Confessions of a non-flopper
October 3rd 2008 12:09
I want to take up atheletics again this summer. It's a logical time to start - having just turned 55, I'll be the youngest in the 55-59 year group. It also means I won't be competing directly against my little brother, who is only 53. This is good because he's been competing with the vets for several years, and I don't have to worry about him being fitter and less creaky and beating me. But it's also bad because he broke my school under-16 high jump record and I am keen for revenge.
It is not the first time I have ventured into the veterans, or masters, athetics arena. I first did so in my mid-30s. The state athletics organisation where I lived placed some newspaper advertisements proclaiming that athletics was for everyone. Bring the family and have a great day out. It's all about participation.
My guess is that the government had made some money available for getting the older members of the community off their sofas and into a more active lifestyle, and some money had filtered through to the athletics people.
I had been a reasonable high jumper at school. What fun it had been! I decided to join a club and buy some new track shoes and relive those carefree days.
I wish I hadn't.
When I arrived at the track on the first day of the athletics season and approached the high jump area to register, two things became apparent. Firstly, the government comittment to attracting older citizens to athletics, including the newspaper advertising campaign and, for all I knew, four-colour A4 invitations pinned to notice boards in nursing homes, had attracted exactly one respondent. No one else at the track looked over 30. No-one else around the high jump area looked more than 15.
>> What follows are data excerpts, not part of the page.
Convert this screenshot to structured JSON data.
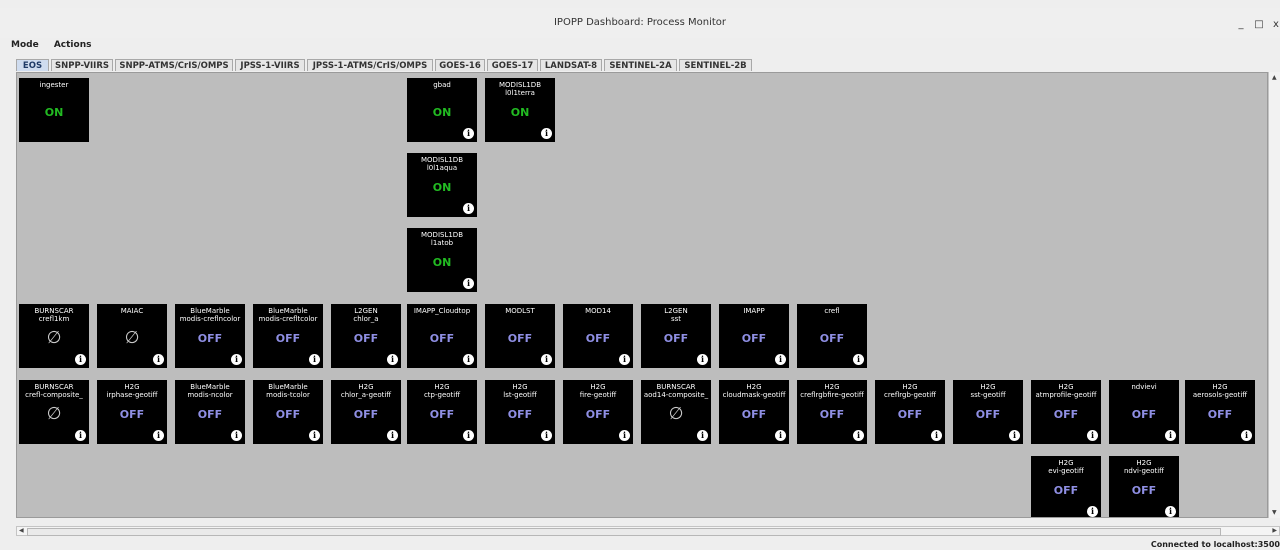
{
  "window": {
    "title": "IPOPP Dashboard: Process Monitor",
    "minimize_glyph": "_",
    "maximize_glyph": "□",
    "close_glyph": "x"
  },
  "menu": {
    "items": [
      "Mode",
      "Actions"
    ]
  },
  "tabs": [
    "EOS",
    "SNPP-VIIRS",
    "SNPP-ATMS/CrIS/OMPS",
    "JPSS-1-VIIRS",
    "JPSS-1-ATMS/CrIS/OMPS",
    "GOES-16",
    "GOES-17",
    "LANDSAT-8",
    "SENTINEL-2A",
    "SENTINEL-2B"
  ],
  "active_tab": "EOS",
  "info_glyph": "i",
  "processes": [
    {
      "name": [
        "ingester"
      ],
      "status": "ON",
      "state": "on",
      "info": false
    },
    {
      "name": [
        "gbad"
      ],
      "status": "ON",
      "state": "on",
      "info": true
    },
    {
      "name": [
        "MODISL1DB",
        "l0l1terra"
      ],
      "status": "ON",
      "state": "on",
      "info": true
    },
    {
      "name": [
        "MODISL1DB",
        "l0l1aqua"
      ],
      "status": "ON",
      "state": "on",
      "info": true
    },
    {
      "name": [
        "MODISL1DB",
        "l1atob"
      ],
      "status": "ON",
      "state": "on",
      "info": true
    },
    {
      "name": [
        "BURNSCAR",
        "crefl1km"
      ],
      "status": "∅",
      "state": "disabled",
      "info": true
    },
    {
      "name": [
        "MAIAC"
      ],
      "status": "∅",
      "state": "disabled",
      "info": true
    },
    {
      "name": [
        "BlueMarble",
        "modis-creflncolor"
      ],
      "status": "OFF",
      "state": "off",
      "info": true
    },
    {
      "name": [
        "BlueMarble",
        "modis-crefltcolor"
      ],
      "status": "OFF",
      "state": "off",
      "info": true
    },
    {
      "name": [
        "L2GEN",
        "chlor_a"
      ],
      "status": "OFF",
      "state": "off",
      "info": true
    },
    {
      "name": [
        "IMAPP_Cloudtop"
      ],
      "status": "OFF",
      "state": "off",
      "info": true
    },
    {
      "name": [
        "MODLST"
      ],
      "status": "OFF",
      "state": "off",
      "info": true
    },
    {
      "name": [
        "MOD14"
      ],
      "status": "OFF",
      "state": "off",
      "info": true
    },
    {
      "name": [
        "L2GEN",
        "sst"
      ],
      "status": "OFF",
      "state": "off",
      "info": true
    },
    {
      "name": [
        "IMAPP"
      ],
      "status": "OFF",
      "state": "off",
      "info": true
    },
    {
      "name": [
        "crefl"
      ],
      "status": "OFF",
      "state": "off",
      "info": true
    },
    {
      "name": [
        "BURNSCAR",
        "crefl-composite_"
      ],
      "status": "∅",
      "state": "disabled",
      "info": true
    },
    {
      "name": [
        "H2G",
        "irphase-geotiff"
      ],
      "status": "OFF",
      "state": "off",
      "info": true
    },
    {
      "name": [
        "BlueMarble",
        "modis-ncolor"
      ],
      "status": "OFF",
      "state": "off",
      "info": true
    },
    {
      "name": [
        "BlueMarble",
        "modis-tcolor"
      ],
      "status": "OFF",
      "state": "off",
      "info": true
    },
    {
      "name": [
        "H2G",
        "chlor_a-geotiff"
      ],
      "status": "OFF",
      "state": "off",
      "info": true
    },
    {
      "name": [
        "H2G",
        "ctp-geotiff"
      ],
      "status": "OFF",
      "state": "off",
      "info": true
    },
    {
      "name": [
        "H2G",
        "lst-geotiff"
      ],
      "status": "OFF",
      "state": "off",
      "info": true
    },
    {
      "name": [
        "H2G",
        "fire-geotiff"
      ],
      "status": "OFF",
      "state": "off",
      "info": true
    },
    {
      "name": [
        "BURNSCAR",
        "aod14-composite_"
      ],
      "status": "∅",
      "state": "disabled",
      "info": true
    },
    {
      "name": [
        "H2G",
        "cloudmask-geotiff"
      ],
      "status": "OFF",
      "state": "off",
      "info": true
    },
    {
      "name": [
        "H2G",
        "creflrgbfire-geotiff"
      ],
      "status": "OFF",
      "state": "off",
      "info": true
    },
    {
      "name": [
        "H2G",
        "creflrgb-geotiff"
      ],
      "status": "OFF",
      "state": "off",
      "info": true
    },
    {
      "name": [
        "H2G",
        "sst-geotiff"
      ],
      "status": "OFF",
      "state": "off",
      "info": true
    },
    {
      "name": [
        "H2G",
        "atmprofile-geotiff"
      ],
      "status": "OFF",
      "state": "off",
      "info": true
    },
    {
      "name": [
        "ndvievi"
      ],
      "status": "OFF",
      "state": "off",
      "info": true
    },
    {
      "name": [
        "H2G",
        "aerosols-geotiff"
      ],
      "status": "OFF",
      "state": "off",
      "info": true
    },
    {
      "name": [
        "H2G",
        "evi-geotiff"
      ],
      "status": "OFF",
      "state": "off",
      "info": true
    },
    {
      "name": [
        "H2G",
        "ndvi-geotiff"
      ],
      "status": "OFF",
      "state": "off",
      "info": true
    }
  ],
  "status_bar": {
    "text": "Connected to localhost:3500"
  }
}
Secondly, the event had undergone revolutionary changes since I had last cleared a bar.
I retired from high-jumping about the same time an American named Dick Fosbury reversed the order of things by launching himself over the bar backwards, bum down, eyes fixed on the firmament, and legs doing a nifty little straighten-flick thing at the last nanosecond. People would have laughed except he won the gold medal with it at the 1968 Olympic Games.
A few years later, everyone in the world was high-jumping backwards - Fosbury flopping they called it - and the old styles of straddle, western roll, eastern cut-off and scissors were suddenly expunged. Buried with the dodo.
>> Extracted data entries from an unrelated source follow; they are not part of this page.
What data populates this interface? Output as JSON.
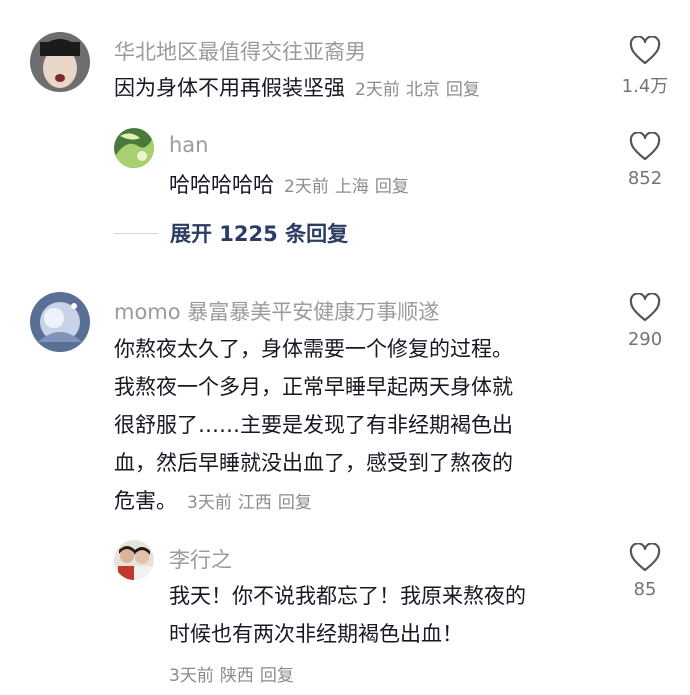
{
  "comments": [
    {
      "username": "华北地区最值得交往亚裔男",
      "text_lines": [
        "因为身体不用再假装坚强"
      ],
      "time": "2天前",
      "location": "北京",
      "reply_label": "回复",
      "likes": "1.4万"
    },
    {
      "username": "han",
      "text_lines": [
        "哈哈哈哈哈"
      ],
      "time": "2天前",
      "location": "上海",
      "reply_label": "回复",
      "likes": "852"
    },
    {
      "username": "momo 暴富暴美平安健康万事顺遂",
      "text_lines": [
        "你熬夜太久了，身体需要一个修复的过程。",
        "我熬夜一个多月，正常早睡早起两天身体就",
        "很舒服了……主要是发现了有非经期褐色出",
        "血，然后早睡就没出血了，感受到了熬夜的",
        "危害。"
      ],
      "time": "3天前",
      "location": "江西",
      "reply_label": "回复",
      "likes": "290"
    },
    {
      "username": "李行之",
      "text_lines": [
        "我天！你不说我都忘了！我原来熬夜的",
        "时候也有两次非经期褐色出血！"
      ],
      "time": "3天前",
      "location": "陕西",
      "reply_label": "回复",
      "likes": "85"
    }
  ],
  "expand_replies": "展开 1225 条回复",
  "icons": {
    "like": "heart-outline-icon"
  },
  "colors": {
    "name": "#9a9ba0",
    "text": "#161823",
    "meta": "#8a8b91",
    "expand": "#2a3b66"
  }
}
And for 20 years they rested in peace until that day in the late 1980s that I decided to resurrect my high jump career.
None of the above had occurred to me. It still hadn't when I measured out my run-up - seven steps, straight line, 45 degrees. All very different from the looping, J-shaped run-up of the floppers.
The official, standing by the bar, looked like he had been around since athletes wore togas and laurel leaves. He watched me measure my run-up. His eyes narrowed. He walked towards me. "Are you," he demanded, "planning to do straddle?"
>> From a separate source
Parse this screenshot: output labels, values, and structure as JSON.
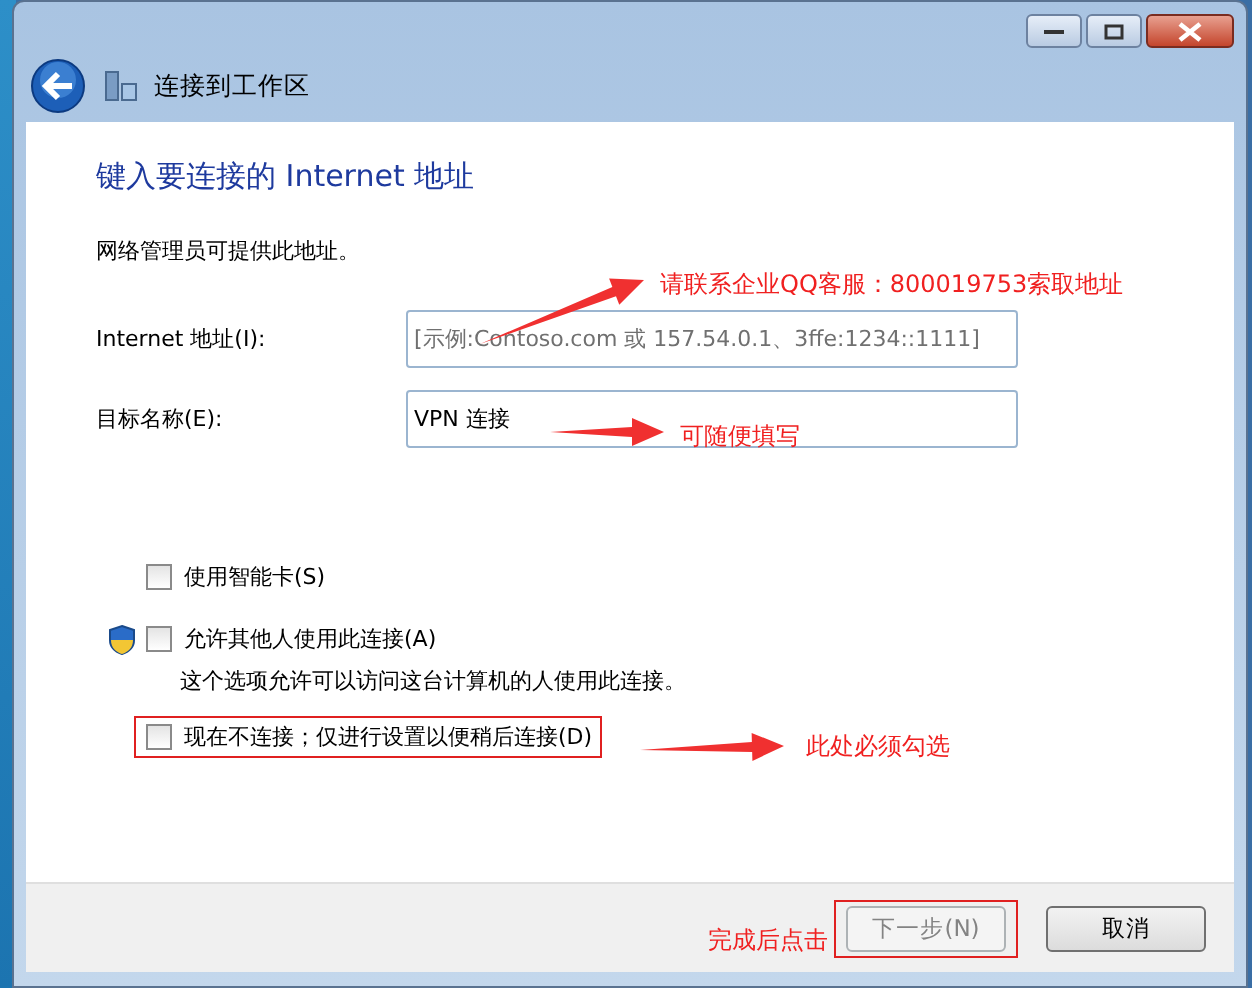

"Um, yes," I whispered, suddenly uncertain whether it was even legal anymore.
"Haven't seen that in a while," he replied, and moved back to his position.
There were two 15-year-olds standing behind the jump area chatting as I moved in for a practice leap. Left, right, left, right ... I propped, pumped my arms and threw up my right leg. The left leg followed, kicking with less then well-oiled timing, and I fell inelegantly into the pit.
The two boys behind me had gone quiet. Then I clearly heard one of them ask the other, "What the fuck was that?"
They will be flopping in vets athletics themselves now. But not in my age group. I went out last year and watched my brother at the state veterans championships. He competed in the 50-54 year old high jump. Every competitor was doing straddle. And not a 15-year-old in sight.